Au Yémen, tandis que les services de base – approvisionnement alimentaire, système de santé, éducation, assainissement et approvisionnement en eau – s’effondrent les uns après les autres, les maladies, la malnutrition et les morts de civils ne cessent de progresser, signant la mort lente de la société yéménite.

Les dirigeants des gouvernements se réunissent aujourd’hui à Genève pour une conférence d’annonce de contributions pour le Yémen. Trois ans après le début de la guerre, les habitants vivent dans une misère indescriptible, en raison de la façon dont les hostilités sont conduites. Depuis des années, le Comité international de la Croix-Rouge (CICR) exhorte les parties belligérantes à épargner autant que possible les civils – en vain.

« Les besoins criants des familles diminueraient, de même que les maladies, la malnutrition et les morts de civils, si les principes les plus essentiels du droit international humanitaire étaient observés », explique Robert Mardini, directeur régional du CICR pour le Proche et le Moyen-Orient. « Confrontée à une pénurie aiguë de vivres et de médicaments, la société yéménite succombe aujourd’hui d’une mort lente.
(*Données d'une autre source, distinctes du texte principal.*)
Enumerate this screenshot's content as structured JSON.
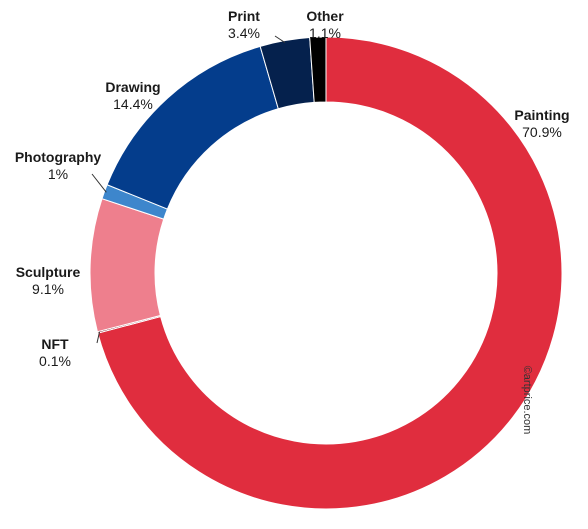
{
  "chart_data": {
    "type": "pie",
    "variant": "donut",
    "title": "",
    "slices": [
      {
        "label": "Painting",
        "value_text": "70.9%",
        "value": 70.9,
        "color": "#e02d3e"
      },
      {
        "label": "NFT",
        "value_text": "0.1%",
        "value": 0.1,
        "color": "#7a1020"
      },
      {
        "label": "Sculpture",
        "value_text": "9.1%",
        "value": 9.1,
        "color": "#ee7f8d"
      },
      {
        "label": "Photography",
        "value_text": "1%",
        "value": 1.0,
        "color": "#3d86cc"
      },
      {
        "label": "Drawing",
        "value_text": "14.4%",
        "value": 14.4,
        "color": "#043d8c"
      },
      {
        "label": "Print",
        "value_text": "3.4%",
        "value": 3.4,
        "color": "#05214d"
      },
      {
        "label": "Other",
        "value_text": "1.1%",
        "value": 1.1,
        "color": "#000000"
      }
    ],
    "watermark": "©artprice.com",
    "start": "12 o'clock",
    "direction": "clockwise"
  }
}
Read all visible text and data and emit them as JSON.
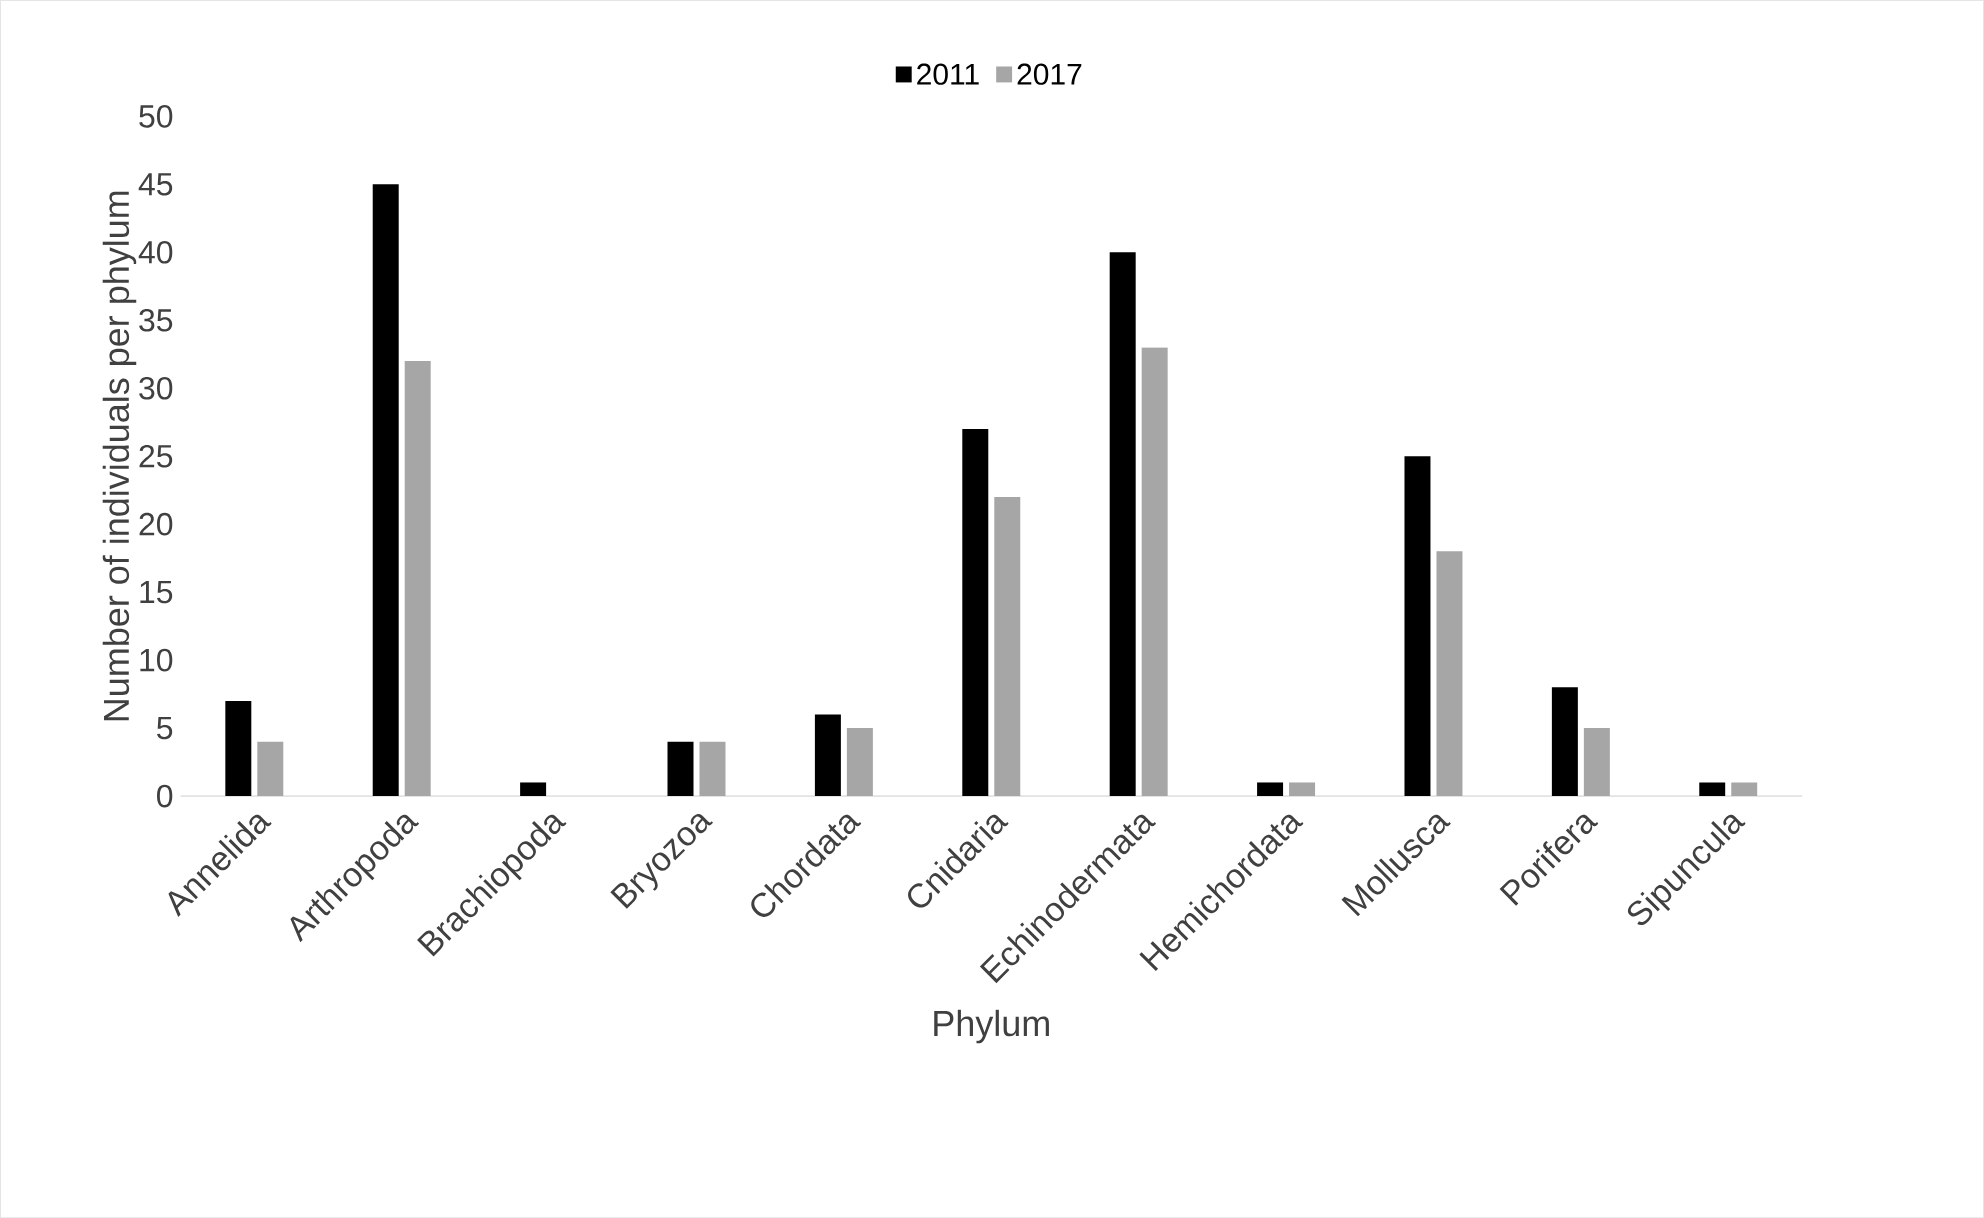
{
  "chart_data": {
    "type": "bar",
    "xlabel": "Phylum",
    "ylabel": "Number of individuals per phylum",
    "categories": [
      "Annelida",
      "Arthropoda",
      "Brachiopoda",
      "Bryozoa",
      "Chordata",
      "Cnidaria",
      "Echinodermata",
      "Hemichordata",
      "Mollusca",
      "Porifera",
      "Sipuncula"
    ],
    "series": [
      {
        "name": "2011",
        "color": "#000000",
        "values": [
          7,
          45,
          1,
          4,
          6,
          27,
          40,
          1,
          25,
          8,
          1
        ]
      },
      {
        "name": "2017",
        "color": "#a6a6a6",
        "values": [
          4,
          32,
          0,
          4,
          5,
          22,
          33,
          1,
          18,
          5,
          1
        ]
      }
    ],
    "ylim": [
      0,
      50
    ],
    "yticks": [
      0,
      5,
      10,
      15,
      20,
      25,
      30,
      35,
      40,
      45,
      50
    ],
    "legend": "top"
  }
}
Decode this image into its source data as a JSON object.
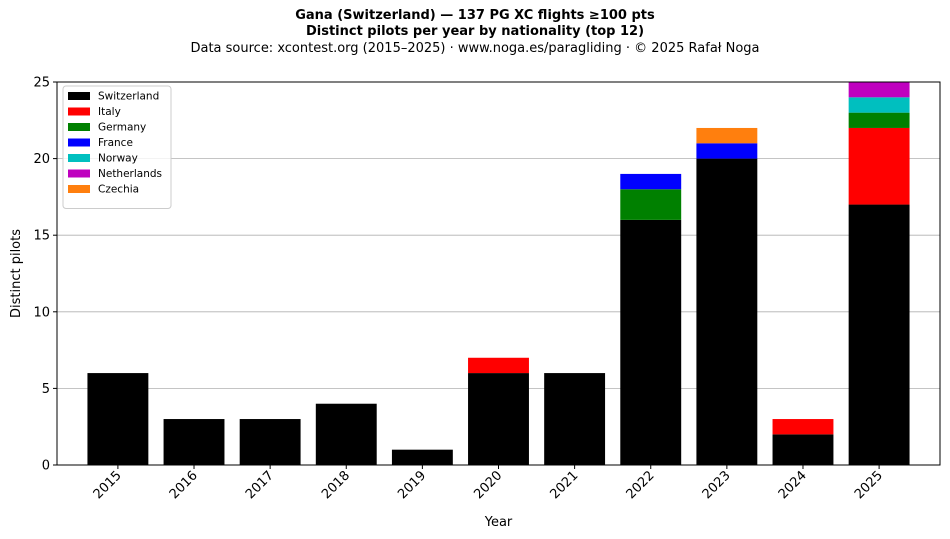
{
  "title_line1": "Gana (Switzerland)  —  137 PG XC flights ≥100 pts",
  "title_line2": "Distinct pilots per year by nationality (top 12)",
  "subtitle": "Data source: xcontest.org (2015–2025)  ·  www.noga.es/paragliding  ·  © 2025 Rafał Noga",
  "chart_data": {
    "type": "bar",
    "stacked": true,
    "categories": [
      "2015",
      "2016",
      "2017",
      "2018",
      "2019",
      "2020",
      "2021",
      "2022",
      "2023",
      "2024",
      "2025"
    ],
    "series": [
      {
        "name": "Switzerland",
        "color": "#000000",
        "values": [
          6,
          3,
          3,
          4,
          1,
          6,
          6,
          16,
          20,
          2,
          17
        ]
      },
      {
        "name": "Italy",
        "color": "#ff0000",
        "values": [
          0,
          0,
          0,
          0,
          0,
          1,
          0,
          0,
          0,
          1,
          5
        ]
      },
      {
        "name": "Germany",
        "color": "#008000",
        "values": [
          0,
          0,
          0,
          0,
          0,
          0,
          0,
          2,
          0,
          0,
          1
        ]
      },
      {
        "name": "France",
        "color": "#0000ff",
        "values": [
          0,
          0,
          0,
          0,
          0,
          0,
          0,
          1,
          1,
          0,
          0
        ]
      },
      {
        "name": "Norway",
        "color": "#00bfbf",
        "values": [
          0,
          0,
          0,
          0,
          0,
          0,
          0,
          0,
          0,
          0,
          1
        ]
      },
      {
        "name": "Netherlands",
        "color": "#bf00bf",
        "values": [
          0,
          0,
          0,
          0,
          0,
          0,
          0,
          0,
          0,
          0,
          1
        ]
      },
      {
        "name": "Czechia",
        "color": "#ff7f0e",
        "values": [
          0,
          0,
          0,
          0,
          0,
          0,
          0,
          0,
          1,
          0,
          0
        ]
      }
    ],
    "xlabel": "Year",
    "ylabel": "Distinct pilots",
    "ylim": [
      0,
      25
    ],
    "yticks": [
      0,
      5,
      10,
      15,
      20,
      25
    ],
    "grid": "y",
    "legend_position": "top-left"
  }
}
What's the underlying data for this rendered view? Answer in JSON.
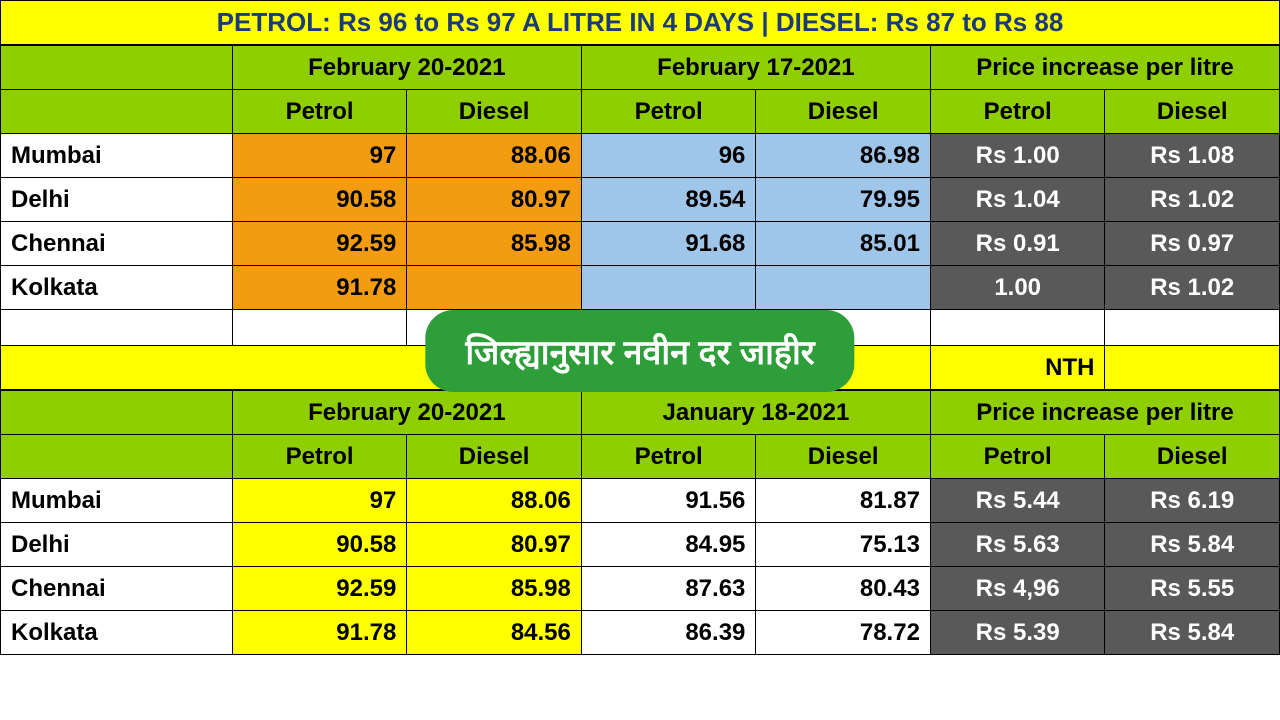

Nous sommes face à une situation d’une gravité indicible. »

Depuis trois ans, le CICR martèle les mêmes messages : les civils ne doivent pas être pris pour cible, ni les hôpitaux, ni les ambulances, ni les humanitaires. Les restrictions à l’importation et à la libre circulation des biens et des secours humanitaires dans le pays doivent être assouplies. Ces mêmes messages, nous les répétons aujourd’hui, dans l’espoir qu’ils seront enfin entendus. Il y a un décalage important entre les paroles que nous entendons en réponse à ces appels et la réalité que nous constatons sur le terrain.

Des progrès sont toutefois possibles. Suite à la conclusion de nouveaux accords, le CICR a pu visiter des personnes détenues en relation avec le conflit, dans un camp comme dans l’autre. Ce pas en avant montre que les parties peuvent trouver des moyens de respecter les obligations qui leur incombent au titre du droit international humanitaire. Mais il faut faire plus.

Le CICR a par ailleurs déployé des équipes chirurgicales spécialisées dans deux hôpitaux de part et d’autre de la ligne de front, l’un à Aden et l’autre à Saada, pour prodiguer des soins vitaux aux blessés par armes. L’an dernier, 139 967 personnes au total ont été soignées dans ces deux établissements soutenus par le CICR.